Una domanda che spesso sorge spontanea a molti italiani osservando questa panoramica è ‘se ci fosse invece un boom di nascite, la situazione migliorerebbe?’.
Inutile dire che no, il problema non verrebbe debellato, poiché le nuove leve diventerebbero cittadini realmente attivi tra non meno di 20 anni, quando probabilmente le possibilità di mantenere un buon welfare saranno già rade. La forza lavoro degli italiani negli ultimi 10 anni è calata di 1.4 milioni di unità, in compenso la forza lavoro attuale è aumentata di 2 milioni di unità grazie all’immigrazione.

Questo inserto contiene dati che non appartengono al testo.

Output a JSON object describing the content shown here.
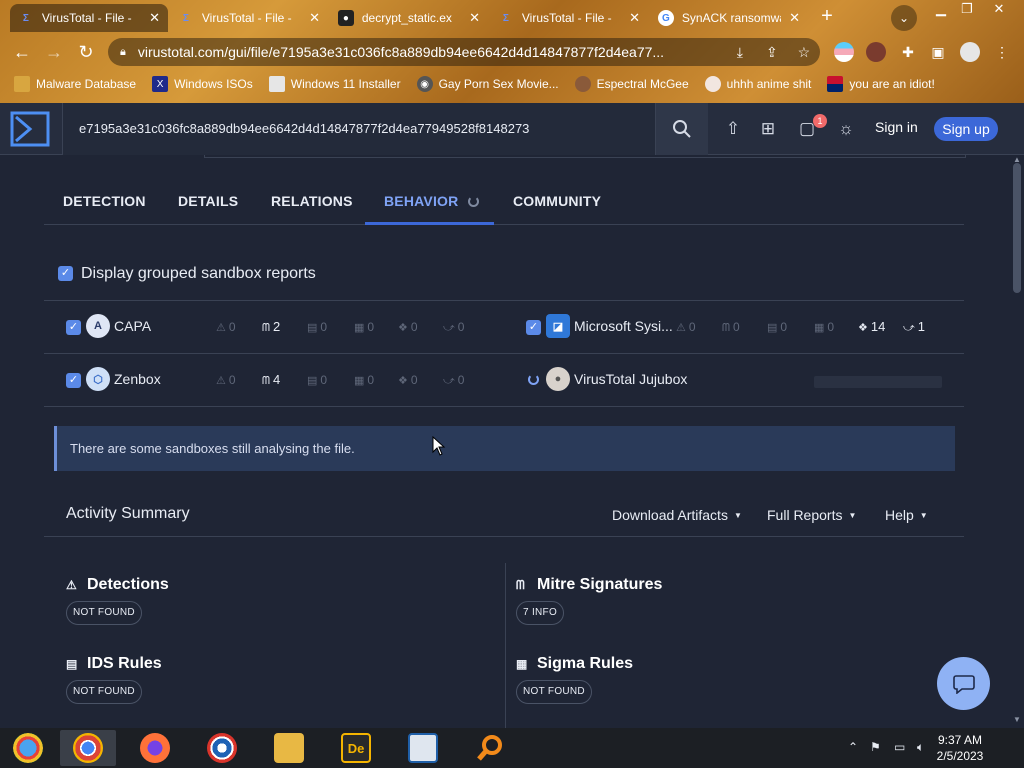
{
  "browser": {
    "tabs": [
      {
        "title": "VirusTotal - File -",
        "icon": "virustotal-icon",
        "close": "✕"
      },
      {
        "title": "VirusTotal - File -",
        "icon": "virustotal-icon",
        "close": "✕"
      },
      {
        "title": "decrypt_static.ex",
        "icon": "github-icon",
        "close": "✕"
      },
      {
        "title": "VirusTotal - File -",
        "icon": "virustotal-icon",
        "close": "✕"
      },
      {
        "title": "SynACK ransomwa",
        "icon": "google-icon",
        "close": "✕"
      }
    ],
    "new_tab": "+",
    "url": "virustotal.com/gui/file/e7195a3e31c036fc8a889db94ee6642d4d14847877f2d4ea77...",
    "bookmarks": [
      {
        "label": "Malware Database",
        "icon": "folder-icon"
      },
      {
        "label": "Windows ISOs",
        "icon": "x-icon"
      },
      {
        "label": "Windows 11 Installer",
        "icon": "image-icon"
      },
      {
        "label": "Gay Porn Sex Movie...",
        "icon": "globe-icon"
      },
      {
        "label": "Espectral McGee",
        "icon": "avatar-icon"
      },
      {
        "label": "uhhh anime shit",
        "icon": "anime-icon"
      },
      {
        "label": "you are an idiot!",
        "icon": "flag-icon"
      }
    ]
  },
  "vt": {
    "search_value": "e7195a3e31c036fc8a889db94ee6642d4d14847877f2d4ea77949528f8148273",
    "notification_count": "1",
    "signin": "Sign in",
    "signup": "Sign up",
    "tabs": [
      "DETECTION",
      "DETAILS",
      "RELATIONS",
      "BEHAVIOR",
      "COMMUNITY"
    ],
    "active_tab": "BEHAVIOR",
    "group_label": "Display grouped sandbox reports",
    "sandboxes": [
      {
        "name": "CAPA",
        "icon": "capa-icon",
        "stats": [
          "0",
          "2",
          "0",
          "0",
          "0",
          "0"
        ]
      },
      {
        "name": "Microsoft Sysi...",
        "icon": "microsoft-sysinternals-icon",
        "stats": [
          "0",
          "0",
          "0",
          "0",
          "14",
          "1"
        ]
      },
      {
        "name": "Zenbox",
        "icon": "zenbox-icon",
        "stats": [
          "0",
          "4",
          "0",
          "0",
          "0",
          "0"
        ]
      },
      {
        "name": "VirusTotal Jujubox",
        "icon": "jujubox-icon",
        "stats": []
      }
    ],
    "alert": "There are some sandboxes still analysing the file.",
    "activity": {
      "title": "Activity Summary",
      "download": "Download Artifacts",
      "full_reports": "Full Reports",
      "help": "Help"
    },
    "sections": [
      {
        "title": "Detections",
        "badge": "NOT FOUND",
        "icon": "warning-icon"
      },
      {
        "title": "Mitre Signatures",
        "badge": "7 INFO",
        "icon": "mitre-icon"
      },
      {
        "title": "IDS Rules",
        "badge": "NOT FOUND",
        "icon": "ids-icon"
      },
      {
        "title": "Sigma Rules",
        "badge": "NOT FOUND",
        "icon": "sigma-icon"
      }
    ]
  },
  "taskbar": {
    "time": "9:37 AM",
    "date": "2/5/2023"
  },
  "colors": {
    "accent": "#3c68d8",
    "active_tab": "#7fa3f5",
    "page_bg": "#1f2535",
    "alert_bg": "#2a3a59"
  }
}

Introduciamo dunque il secondo punto saliente della questione: i mercati del lavoro. L’immigrazione può portare una crescita economica, ma il terrore che queste persone possano rilevare i posti di lavoro italiani resta alta. I mercati del lavoro possono essere suddivisi in tre fasce: basse competenze, medie competenze e alte competenze. I flussi migratori che coinvolgono l’Italia oggigiorno sono caratterizzati da persone di bassa istruzione e che dunque possono cercare lavoro solo nella fascia delle basse competenze, che comprende ad esempio lavori agricoli e costruzioni. Queste tipologie di lavoro sono sempre meno ambite dagli italiani, i quali, grazie all’immigrazione, possono concentrarsi maggiormente sul progredire nella propria specializzazione all’interno dei primi due mercati del lavoro.

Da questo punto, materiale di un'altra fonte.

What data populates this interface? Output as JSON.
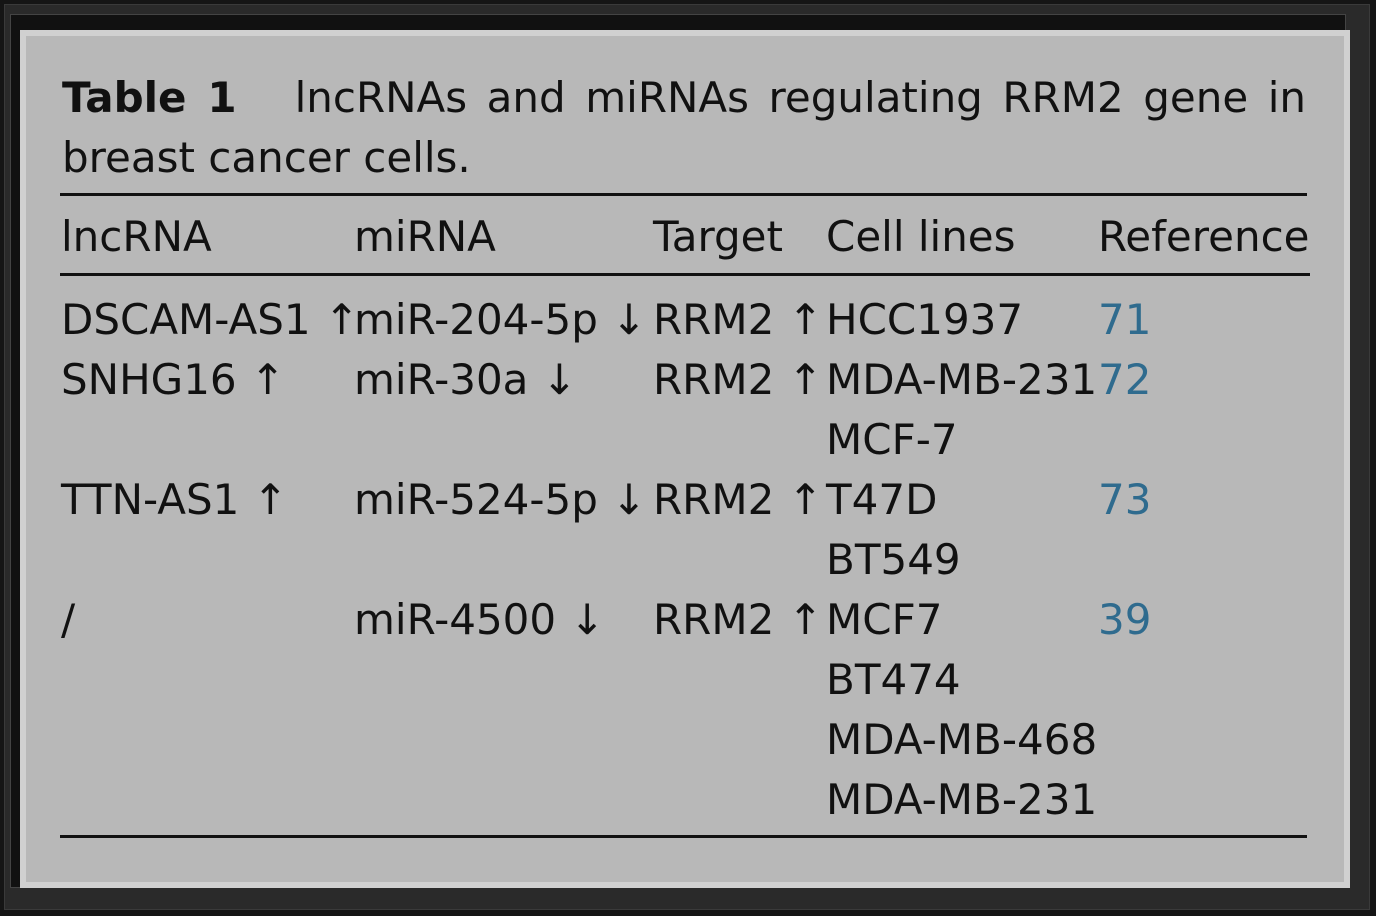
{
  "caption": {
    "label": "Table 1",
    "text": "lncRNAs and miRNAs regulating RRM2 gene in breast cancer cells."
  },
  "columns": [
    "lncRNA",
    "miRNA",
    "Target",
    "Cell lines",
    "Reference"
  ],
  "rows": [
    {
      "lncrna": "DSCAM-AS1 ↑",
      "mirna": "miR-204-5p ↓",
      "target": "RRM2 ↑",
      "cell_lines": [
        "HCC1937"
      ],
      "reference": "71"
    },
    {
      "lncrna": "SNHG16 ↑",
      "mirna": "miR-30a ↓",
      "target": "RRM2 ↑",
      "cell_lines": [
        "MDA-MB-231",
        "MCF-7"
      ],
      "reference": "72"
    },
    {
      "lncrna": "TTN-AS1 ↑",
      "mirna": "miR-524-5p ↓",
      "target": "RRM2 ↑",
      "cell_lines": [
        "T47D",
        "BT549"
      ],
      "reference": "73"
    },
    {
      "lncrna": "/",
      "mirna": "miR-4500 ↓",
      "target": "RRM2 ↑",
      "cell_lines": [
        "MCF7",
        "BT474",
        "MDA-MB-468",
        "MDA-MB-231"
      ],
      "reference": "39"
    }
  ],
  "colors": {
    "background": "#b8b8b8",
    "text": "#111111",
    "reference_link": "#2f6b8e",
    "frame": "#151515"
  }
}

Altro mito da sfatare è l’abbassamento dei salari italiani a causa delle paghe al disotto del minimo sindacale per le quali gli immigrati sono disposti a lavorare.
L’abbassamento degli stipendi è causato per lo più dai cittadini che lavorano in nero e che, a causa della crisi della Penisola, accettano queste tipologie di lavoro. In Italia 2 milioni e 600 mila persone sono senza lavoro e l’immigrazione può dare la possibilità agli italiani di specializzarsi in lavori di media e alta competenza, dato che l’Italia in questo ambito si ritrova tra gli ultimi in Europa. Detto ciò è necessario ribadire che l’immigrazione è un fenomeno estremamente complesso e di difficile gestione. Sarebbe dunque necessario, per sfruttare al meglio le risorse che possono nascere dalla situazione, attuare politiche dedicate e ben mirate per il raggiungimento dell’obiettivo. 

Purtroppo invece l’immigrazione viene quasi unicamente strumentalizzata per mantenere una incessante propaganda basata sulla paura, sul fomentare notizie travisate e false credenze e sull’impoverimento culturale dato dalla sempre maggior difficoltà nel trovare notizie attendibili. Infine parliamo dell’ultimo mito da sfatare, anch’esso uno dei cavalli di battaglia della lotta all’immigrazione: ‘Gli immigrati aumentano la criminalità e il terrorismo?’. 

In Italia ⅓ terzo dei carcerati è composto da immigrati. I crimini che compiono sono tendenzialmente relativi a prostituzione, contraffazione e contrabbando.
Essendo dunque la fascia di estrazione più bassa del Paese, i crimini da essi compiuti sono appunto quelli di entità inferiore, mentre i crimini più ‘raffinati’ mantengono il timbro italiano.
533.000 mila immigrati sono irregolari ed essendo perseguibili penalmente entrano a far parte di circoli criminali, spesso mafiosi, come Cosa nostra o la Camorra, ma anche alla mafia Nigeriana, un’importante piaga da debellare, assoggettata comunque dalle aggregazioni mafiose italiane citate.

Il terrorismo invece è altro sintomo di timore collettivo ma che non ha alcuna correlazione con l’immigrazione, almeno quella più recente. Infatti i noti terroristi degli ultimi anni non erano appena sbarcati dal barcone bensì erano cittadini regolari che, a contatto con circoli estremisti siti all’interno dello Stato, hanno sviluppato un pensiero radicale che li ha spinti a compiere azioni efferate. Detto ciò bisogna ricordare che la criminalità in Italia diminuisce da decenni, infatti dal 2008 i furti in casa sono diminuiti del 13%, le rapine del 37% e gli omicidi del 45%. Ribadendo che l’immigrazione è un problema complesso e di difficile gestione, che meriterebbe politiche adeguate per trarne quanto più beneficio possibile,
si è certi che questo sia il principale problema in Italia?